The Board of Alien Labor Certification Appeals (BALCA) recently affirmed the final determination
of a Certifying Officer (CO) denying labor certification (LC) for an alien worker for the position of “Brickmason.”
The employer filed a LC on behalf of an alien worker and in October of 2007, the CO issued an Audit Notification letter requesting among other documents, its recruitment documentation. The Employer complied with the request; however a newspaper advertisement failed to contain the Employer’s name. In May of 2008, the CO issued a letter denying certification. In June of 2008, the Employer filed a request for reconsideration providing that if anything the omission was harmless error, as they had received three resumes in response to the advertisement, and compared their case to the Board’s decision in HealthAmerica. The CO issued a letter of reconsideration but affirmed the denial for the deficiency in including the Employer’s name in the newspaper advertisement. The CO further provided that inclusion of the Employer’s name allows potential applicants to identify the employer and determine if they will apply, and that some applicants may be unwilling to blindly apply for a position in which they do not know the identity of the Employer.
The CO then forwarded the case to BALCA. The Employer filed a brief providing that applicants were not prevented from applying as the company received three resumes in response to the advertisement, and further relied upon HealthAmerica, providing that “one innocent omission should not be the basis for the entire application to crumble.” The CO filed a letter brief arguing that its decision should be affirmed by the Board, and that HealthAmerica was distinguishable from the present case because it involved a typographical error, not a clear failure to follow the regulations governing advertisements.
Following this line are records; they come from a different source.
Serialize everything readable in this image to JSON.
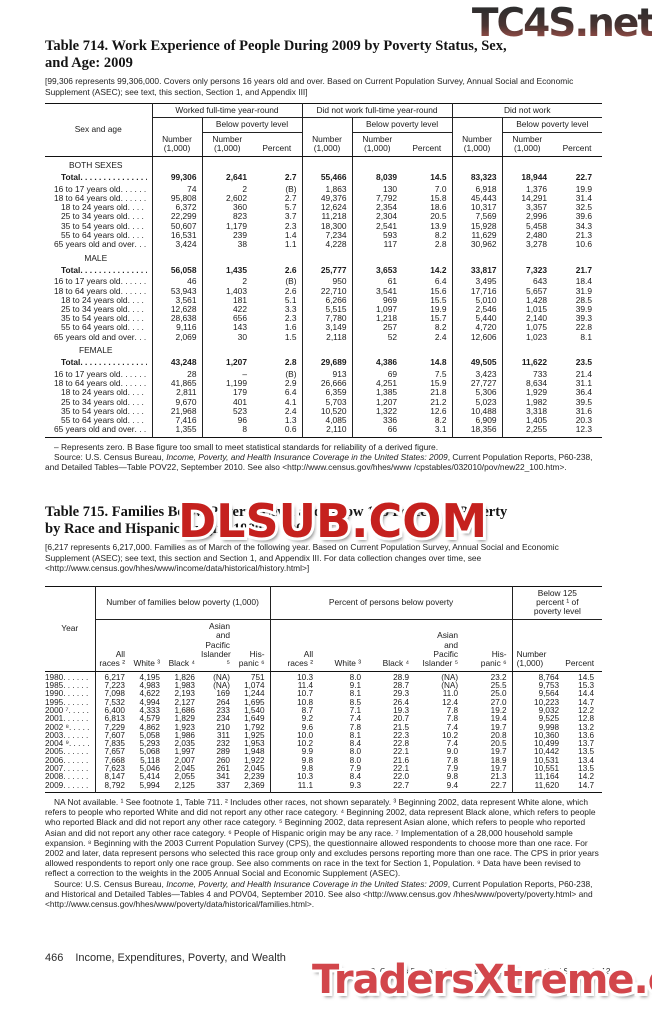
{
  "watermarks": {
    "top": "TC4S.net",
    "middle": "DLSUB.COM",
    "bottom": "TradersXtreme.com"
  },
  "table714": {
    "title": "Table 714. Work Experience of People During 2009 by Poverty Status, Sex,\nand Age: 2009",
    "bracket_note": "[99,306 represents 99,306,000. Covers only persons 16 years old and over. Based on Current Population Survey, Annual Social and Economic Supplement (ASEC); see text, this section, Section 1, and Appendix III]",
    "stub_header": "Sex and age",
    "groups": [
      "Worked full-time year-round",
      "Did not work full-time year-round",
      "Did not work"
    ],
    "below_poverty_label": "Below poverty level",
    "number_header": "Number\n(1,000)",
    "percent_header": "Percent",
    "sections": [
      {
        "label": "BOTH SEXES",
        "rows": [
          {
            "label": "Total",
            "bold": true,
            "indent": 0,
            "values": [
              "99,306",
              "2,641",
              "2.7",
              "55,466",
              "8,039",
              "14.5",
              "83,323",
              "18,944",
              "22.7"
            ]
          },
          {
            "label": "16 to 17 years old",
            "indent": 1,
            "values": [
              "74",
              "2",
              "(B)",
              "1,863",
              "130",
              "7.0",
              "6,918",
              "1,376",
              "19.9"
            ]
          },
          {
            "label": "18 to 64 years old",
            "indent": 1,
            "values": [
              "95,808",
              "2,602",
              "2.7",
              "49,376",
              "7,792",
              "15.8",
              "45,443",
              "14,291",
              "31.4"
            ]
          },
          {
            "label": "18 to 24 years old",
            "indent": 2,
            "values": [
              "6,372",
              "360",
              "5.7",
              "12,624",
              "2,354",
              "18.6",
              "10,317",
              "3,357",
              "32.5"
            ]
          },
          {
            "label": "25 to 34 years old",
            "indent": 2,
            "values": [
              "22,299",
              "823",
              "3.7",
              "11,218",
              "2,304",
              "20.5",
              "7,569",
              "2,996",
              "39.6"
            ]
          },
          {
            "label": "35 to 54 years old",
            "indent": 2,
            "values": [
              "50,607",
              "1,179",
              "2.3",
              "18,300",
              "2,541",
              "13.9",
              "15,928",
              "5,458",
              "34.3"
            ]
          },
          {
            "label": "55 to 64 years old",
            "indent": 2,
            "values": [
              "16,531",
              "239",
              "1.4",
              "7,234",
              "593",
              "8.2",
              "11,629",
              "2,480",
              "21.3"
            ]
          },
          {
            "label": "65 years old and over",
            "indent": 1,
            "values": [
              "3,424",
              "38",
              "1.1",
              "4,228",
              "117",
              "2.8",
              "30,962",
              "3,278",
              "10.6"
            ]
          }
        ]
      },
      {
        "label": "MALE",
        "rows": [
          {
            "label": "Total",
            "bold": true,
            "indent": 0,
            "values": [
              "56,058",
              "1,435",
              "2.6",
              "25,777",
              "3,653",
              "14.2",
              "33,817",
              "7,323",
              "21.7"
            ]
          },
          {
            "label": "16 to 17 years old",
            "indent": 1,
            "values": [
              "46",
              "2",
              "(B)",
              "950",
              "61",
              "6.4",
              "3,495",
              "643",
              "18.4"
            ]
          },
          {
            "label": "18 to 64 years old",
            "indent": 1,
            "values": [
              "53,943",
              "1,403",
              "2.6",
              "22,710",
              "3,541",
              "15.6",
              "17,716",
              "5,657",
              "31.9"
            ]
          },
          {
            "label": "18 to 24 years old",
            "indent": 2,
            "values": [
              "3,561",
              "181",
              "5.1",
              "6,266",
              "969",
              "15.5",
              "5,010",
              "1,428",
              "28.5"
            ]
          },
          {
            "label": "25 to 34 years old",
            "indent": 2,
            "values": [
              "12,628",
              "422",
              "3.3",
              "5,515",
              "1,097",
              "19.9",
              "2,546",
              "1,015",
              "39.9"
            ]
          },
          {
            "label": "35 to 54 years old",
            "indent": 2,
            "values": [
              "28,638",
              "656",
              "2.3",
              "7,780",
              "1,218",
              "15.7",
              "5,440",
              "2,140",
              "39.3"
            ]
          },
          {
            "label": "55 to 64 years old",
            "indent": 2,
            "values": [
              "9,116",
              "143",
              "1.6",
              "3,149",
              "257",
              "8.2",
              "4,720",
              "1,075",
              "22.8"
            ]
          },
          {
            "label": "65 years old and over",
            "indent": 1,
            "values": [
              "2,069",
              "30",
              "1.5",
              "2,118",
              "52",
              "2.4",
              "12,606",
              "1,023",
              "8.1"
            ]
          }
        ]
      },
      {
        "label": "FEMALE",
        "rows": [
          {
            "label": "Total",
            "bold": true,
            "indent": 0,
            "values": [
              "43,248",
              "1,207",
              "2.8",
              "29,689",
              "4,386",
              "14.8",
              "49,505",
              "11,622",
              "23.5"
            ]
          },
          {
            "label": "16 to 17 years old",
            "indent": 1,
            "values": [
              "28",
              "–",
              "(B)",
              "913",
              "69",
              "7.5",
              "3,423",
              "733",
              "21.4"
            ]
          },
          {
            "label": "18 to 64 years old",
            "indent": 1,
            "values": [
              "41,865",
              "1,199",
              "2.9",
              "26,666",
              "4,251",
              "15.9",
              "27,727",
              "8,634",
              "31.1"
            ]
          },
          {
            "label": "18 to 24 years old",
            "indent": 2,
            "values": [
              "2,811",
              "179",
              "6.4",
              "6,359",
              "1,385",
              "21.8",
              "5,306",
              "1,929",
              "36.4"
            ]
          },
          {
            "label": "25 to 34 years old",
            "indent": 2,
            "values": [
              "9,670",
              "401",
              "4.1",
              "5,703",
              "1,207",
              "21.2",
              "5,023",
              "1,982",
              "39.5"
            ]
          },
          {
            "label": "35 to 54 years old",
            "indent": 2,
            "values": [
              "21,968",
              "523",
              "2.4",
              "10,520",
              "1,322",
              "12.6",
              "10,488",
              "3,318",
              "31.6"
            ]
          },
          {
            "label": "55 to 64 years old",
            "indent": 2,
            "values": [
              "7,416",
              "96",
              "1.3",
              "4,085",
              "336",
              "8.2",
              "6,909",
              "1,405",
              "20.3"
            ]
          },
          {
            "label": "65 years old and over",
            "indent": 1,
            "values": [
              "1,355",
              "8",
              "0.6",
              "2,110",
              "66",
              "3.1",
              "18,356",
              "2,255",
              "12.3"
            ]
          }
        ]
      }
    ],
    "footnote": "– Represents zero. B Base figure too small to meet statistical standards for reliability of a derived figure.",
    "source_prefix": "Source: U.S. Census Bureau, ",
    "source_italic": "Income, Poverty, and Health Insurance Coverage in the United States: 2009",
    "source_suffix": ", Current Population Reports, P60-238, and Detailed Tables—Table POV22, September 2010. See also <http://www.census.gov/hhes/www /cpstables/032010/pov/new22_100.htm>."
  },
  "table715": {
    "title": "Table 715. Families Below Poverty Level and Below 125 Percent of Poverty\nby Race and Hispanic Origin: 1980 to 2009",
    "bracket_note": "[6,217 represents 6,217,000. Families as of March of the following year. Based on Current Population Survey, Annual Social and Economic Supplement (ASEC); see text, this section and Section 1, and Appendix III. For data collection changes over time, see <http://www.census.gov/hhes/www/income/data/historical/history.html>]",
    "stub_header": "Year",
    "groups": [
      "Number of families below poverty (1,000)",
      "Percent of persons below poverty",
      "Below 125\npercent ¹ of\npoverty level"
    ],
    "race_headers": [
      "All\nraces ²",
      "White ³",
      "Black ⁴",
      "Asian\nand\nPacific\nIslander ⁵",
      "His-\npanic ⁶"
    ],
    "number_header": "Number\n(1,000)",
    "percent_header": "Percent",
    "rows": [
      {
        "year": "1980",
        "values": [
          "6,217",
          "4,195",
          "1,826",
          "(NA)",
          "751",
          "10.3",
          "8.0",
          "28.9",
          "(NA)",
          "23.2",
          "8,764",
          "14.5"
        ]
      },
      {
        "year": "1985",
        "values": [
          "7,223",
          "4,983",
          "1,983",
          "(NA)",
          "1,074",
          "11.4",
          "9.1",
          "28.7",
          "(NA)",
          "25.5",
          "9,753",
          "15.3"
        ]
      },
      {
        "year": "1990",
        "values": [
          "7,098",
          "4,622",
          "2,193",
          "169",
          "1,244",
          "10.7",
          "8.1",
          "29.3",
          "11.0",
          "25.0",
          "9,564",
          "14.4"
        ]
      },
      {
        "year": "1995",
        "values": [
          "7,532",
          "4,994",
          "2,127",
          "264",
          "1,695",
          "10.8",
          "8.5",
          "26.4",
          "12.4",
          "27.0",
          "10,223",
          "14.7"
        ]
      },
      {
        "year": "2000 ⁷",
        "values": [
          "6,400",
          "4,333",
          "1,686",
          "233",
          "1,540",
          "8.7",
          "7.1",
          "19.3",
          "7.8",
          "19.2",
          "9,032",
          "12.2"
        ]
      },
      {
        "year": "2001",
        "values": [
          "6,813",
          "4,579",
          "1,829",
          "234",
          "1,649",
          "9.2",
          "7.4",
          "20.7",
          "7.8",
          "19.4",
          "9,525",
          "12.8"
        ]
      },
      {
        "year": "2002 ⁸",
        "values": [
          "7,229",
          "4,862",
          "1,923",
          "210",
          "1,792",
          "9.6",
          "7.8",
          "21.5",
          "7.4",
          "19.7",
          "9,998",
          "13.2"
        ]
      },
      {
        "year": "2003",
        "values": [
          "7,607",
          "5,058",
          "1,986",
          "311",
          "1,925",
          "10.0",
          "8.1",
          "22.3",
          "10.2",
          "20.8",
          "10,360",
          "13.6"
        ]
      },
      {
        "year": "2004 ⁹",
        "values": [
          "7,835",
          "5,293",
          "2,035",
          "232",
          "1,953",
          "10.2",
          "8.4",
          "22.8",
          "7.4",
          "20.5",
          "10,499",
          "13.7"
        ]
      },
      {
        "year": "2005",
        "values": [
          "7,657",
          "5,068",
          "1,997",
          "289",
          "1,948",
          "9.9",
          "8.0",
          "22.1",
          "9.0",
          "19.7",
          "10,442",
          "13.5"
        ]
      },
      {
        "year": "2006",
        "values": [
          "7,668",
          "5,118",
          "2,007",
          "260",
          "1,922",
          "9.8",
          "8.0",
          "21.6",
          "7.8",
          "18.9",
          "10,531",
          "13.4"
        ]
      },
      {
        "year": "2007",
        "values": [
          "7,623",
          "5,046",
          "2,045",
          "261",
          "2,045",
          "9.8",
          "7.9",
          "22.1",
          "7.9",
          "19.7",
          "10,551",
          "13.5"
        ]
      },
      {
        "year": "2008",
        "values": [
          "8,147",
          "5,414",
          "2,055",
          "341",
          "2,239",
          "10.3",
          "8.4",
          "22.0",
          "9.8",
          "21.3",
          "11,164",
          "14.2"
        ]
      },
      {
        "year": "2009",
        "values": [
          "8,792",
          "5,994",
          "2,125",
          "337",
          "2,369",
          "11.1",
          "9.3",
          "22.7",
          "9.4",
          "22.7",
          "11,620",
          "14.7"
        ]
      }
    ],
    "footnotes": "NA Not available. ¹ See footnote 1, Table 711. ² Includes other races, not shown separately. ³ Beginning 2002, data represent White alone, which refers to people who reported White and did not report any other race category. ⁴ Beginning 2002, data represent Black alone, which refers to people who reported Black and did not report any other race category. ⁵ Beginning 2002, data represent Asian alone, which refers to people who reported Asian and did not report any other race category. ⁶ People of Hispanic origin may be any race. ⁷ Implementation of a 28,000 household sample expansion. ⁸ Beginning with the 2003 Current Population Survey (CPS), the questionnaire allowed respondents to choose more than one race. For 2002 and later, data represent persons who selected this race group only and excludes persons reporting more than one race. The CPS in prior years allowed respondents to report only one race group. See also comments on race in the text for Section 1, Population. ⁹ Data have been revised to reflect a correction to the weights in the 2005 Annual Social and Economic Supplement (ASEC).",
    "source_prefix": "Source: U.S. Census Bureau, ",
    "source_italic": "Income, Poverty, and Health Insurance Coverage in the United States: 2009",
    "source_suffix": ", Current Population Reports, P60-238, and Historical and Detailed Tables—Tables 4 and POV04, September 2010. See also <http://www.census.gov /hhes/www/poverty/poverty.html> and <http://www.census.gov/hhes/www/poverty/data/historical/families.html>."
  },
  "footer": {
    "page_number": "466",
    "section_title": "Income, Expenditures, Poverty, and Wealth",
    "source_prefix": "U.S. Census Bureau, ",
    "source_italic": "Statistical Abstract of the United States: 2012"
  }
}
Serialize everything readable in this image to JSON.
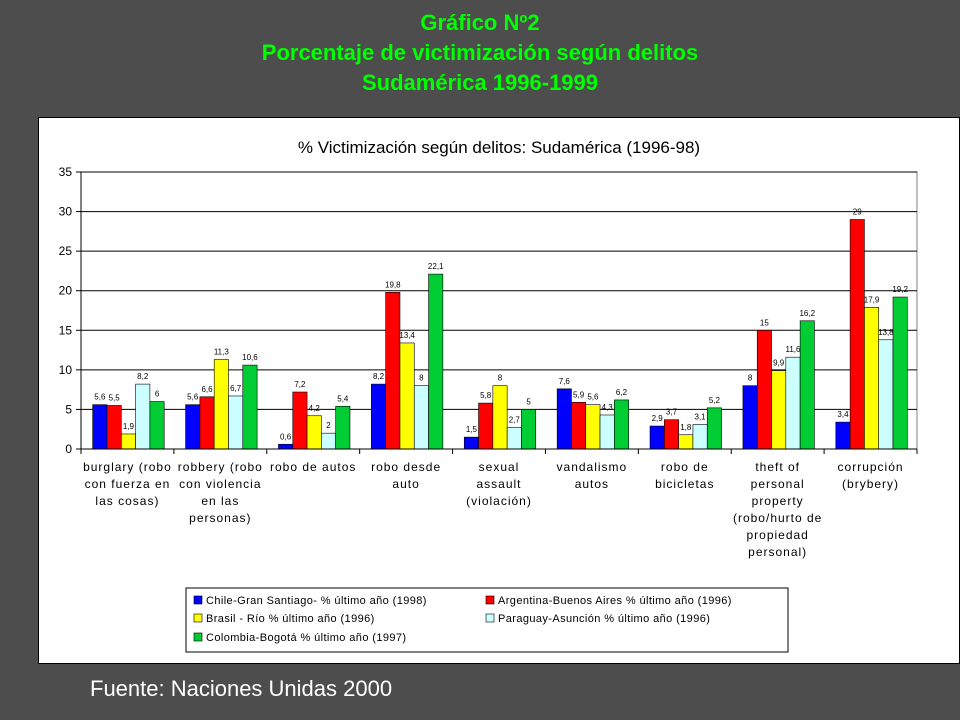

Upon BALCA review, regulation 20 C.F.R. § 656.17(f)(1) controls and provides that “advertisements placed in newspapers of general circulation or in professional journals before filing the Application for Permanent Employment Certification must: (1) Name the employer and (2) Direct applicants to report or send resumes, as appropriate for the occupation, to the employer….” Here, the Employer’s newspaper advertisements failed to contain the Employer’s name, in violation of the regulation. The Board stated that the Employer’s argument that applicants were not prevented from applying because they received three resumes was not convincing. The Board reviewed and relied upon the reasoning of the CO, and also found HealthAmerica as distinguishable from the present case.
Accordingly, the Board affirmed the decision of the CO in denying labor certification.